В те минуты, когда ненадолго затихала музыка эпохи девяностых – сегодня в этом заведении, как понял Поляков, был «тематический» вечер, – до его уха доносились обрывки разговоров.
Девицы без малейшего стыда громко обсуждали не только последние новости, но и сексуальные связи – как чужие, так и свои.
Не стесняясь в выражениях, говорили про пенисы и влагалища, вибраторы и оргазмы.
Агата заливисто смеялась, но о себе ничего «такого» не рассказывала, понимала, что он ее слышит.
Генерал сидел и с обреченным, сосущим душу удивлением думал о том, что буквально каких-то пару-тройку десятков весен назад подобное бесстыдство могли себе позволить лишь уличные проститутки, именно уличные – даже ресторанные, коих он перевидал когда-то немало, были поскромнее.

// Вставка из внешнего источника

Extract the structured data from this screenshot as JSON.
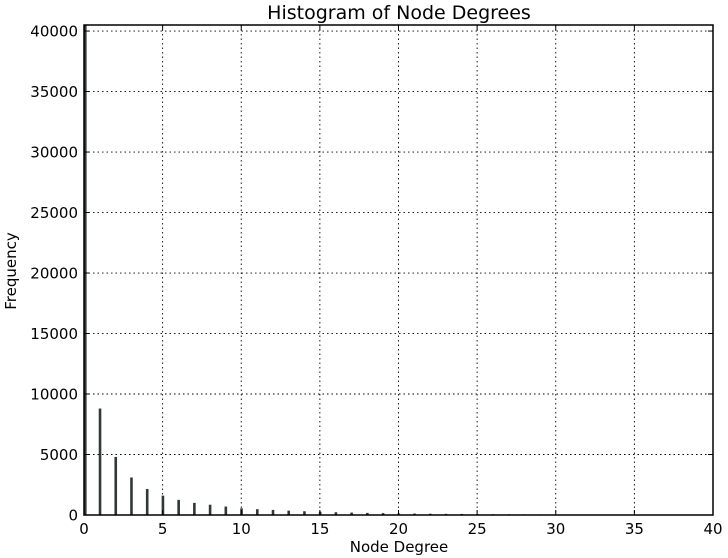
{
  "chart_data": {
    "type": "bar",
    "title": "Histogram of Node Degrees",
    "xlabel": "Node Degree",
    "ylabel": "Frequency",
    "xlim": [
      0,
      40
    ],
    "ylim": [
      0,
      40500
    ],
    "grid": true,
    "x_ticks": [
      0,
      5,
      10,
      15,
      20,
      25,
      30,
      35,
      40
    ],
    "y_ticks": [
      0,
      5000,
      10000,
      15000,
      20000,
      25000,
      30000,
      35000,
      40000
    ],
    "x": [
      0,
      1,
      2,
      3,
      4,
      5,
      6,
      7,
      8,
      9,
      10,
      11,
      12,
      13,
      14,
      15,
      16,
      17,
      18,
      19,
      20,
      21,
      22,
      23,
      24,
      25,
      26,
      27,
      28,
      29,
      30,
      31,
      32,
      33,
      34,
      35,
      36,
      37,
      38,
      39
    ],
    "values": [
      40500,
      8800,
      4800,
      3100,
      2150,
      1600,
      1250,
      1000,
      850,
      700,
      550,
      480,
      420,
      360,
      310,
      270,
      230,
      200,
      175,
      155,
      135,
      120,
      105,
      95,
      85,
      75,
      65,
      58,
      52,
      47,
      42,
      38,
      34,
      31,
      28,
      25,
      23,
      21,
      19,
      17
    ],
    "bar_color": "#2f3a36"
  }
}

Но эти женщины ими не были.
Они были просто женщинами.
Обычными женщинами нового времени.
Как смог он догадаться по обрывкам фраз, все они где-то работали, их жизни были наполнены разнообразными событиями, заботой о воспитании детей, хлопотами о стареющих, боящихся ковида родителях и… сексом.
То, ради чего раньше люди мучились годами, скрывались в чужих квартирах от общественности или законных супругов и вздрагивали от каждого шороха за дверью; то, ради чего мужчины, преодолевая немыслимые препятствия, добивались женщин, сходили с ума и бросали, пусть изредка, семьи, оказалось так необратимо, так глупо обесценено.
Поляков даже рядом с пьяной и унижавшей его Мартой никогда себя не чувствовал таким жалким, старым, смешным и ненужным, как в эти бесконечные, пропитанные чужим безудержным смехом минуты.
И в какой-то неверный миг он почувствовал, как из самого нутра начал подниматься, набирая дьявольскую, невероятную силу, его верный спутник – гнев.
Напитавшись забытой, ревущей музыкой девяностых, пресыщенный зазывным женским смехом, запахами с кухни, шампанским, водкой и коктейлями в бокалах гостей, он восстал и заслонил собою все, даже образ Марты, переживавшей очередной гипертонический криз.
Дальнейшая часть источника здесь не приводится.